Question

g(x) = x - 6
domain of g: all real numbers
range of g: all real numbers
k(x) = \sqrt{x}
domain of k: x \geq 0
range of k: y \geq 0
(image: graph of a line with a red segment)
domain of g + k: x >= 0
range of g + k: (dropdown with options y >= 0, y >= -6, all real numbers)

Explanation:

Step1: Analyze \( g(x) \) and \( k(x) \)

\( g(x)=x - 6 \) is a linear function, its range is all real numbers (\( (-\infty,\infty) \)). \( k(x)=\sqrt{x} \) has a range \( y\geq0 \) (since square root of non - negative \( x \) is non - negative).

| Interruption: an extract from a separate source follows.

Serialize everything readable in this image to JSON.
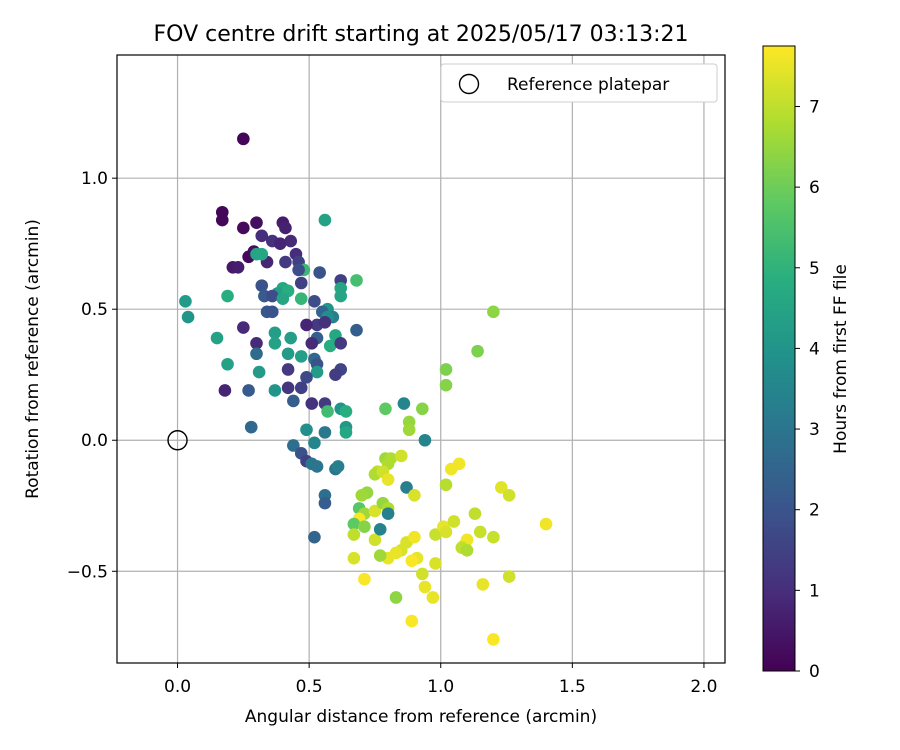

Step2: Find the range of \( g(x)+k(x) \)

Let \( h(x)=g(x)+k(x)=x - 6+\sqrt{x} \). Let \( t = \sqrt{x} \), where \( t\geq0 \). Then \( x=t^{2} \), and \( h(t)=t^{2}-6 + t=t^{2}+t - 6 \), with \( t\geq0 \).

The function \( y = t^{2}+t - 6 \) is a quadratic function with \( a = 1\), \( b = 1\), \( c=-6 \). The axis of symmetry is \( t=-\frac{b}{2a}=-\frac{1}{2} \). Since \( a = 1>0 \), the function is increasing for \( t\geq-\frac{1}{2} \). For \( t\geq0 \), when \( t = 0 \), \( y=0^{2}+0 - 6=-6 \). As \( t \) increases, \( y=t^{2}+t - 6 \) increases (because the derivative \( y^\prime=2t + 1>0 \) for \( t\geq0 \)). So the minimum value of \( h(t) \) (when \( t = 0 \)) is \( - 6 \), and the range of \( h(t) \) (i.e., the range of \( g + k \)) is \( y\geq - 6 \).

Answer:

\( y\geq - 6 \)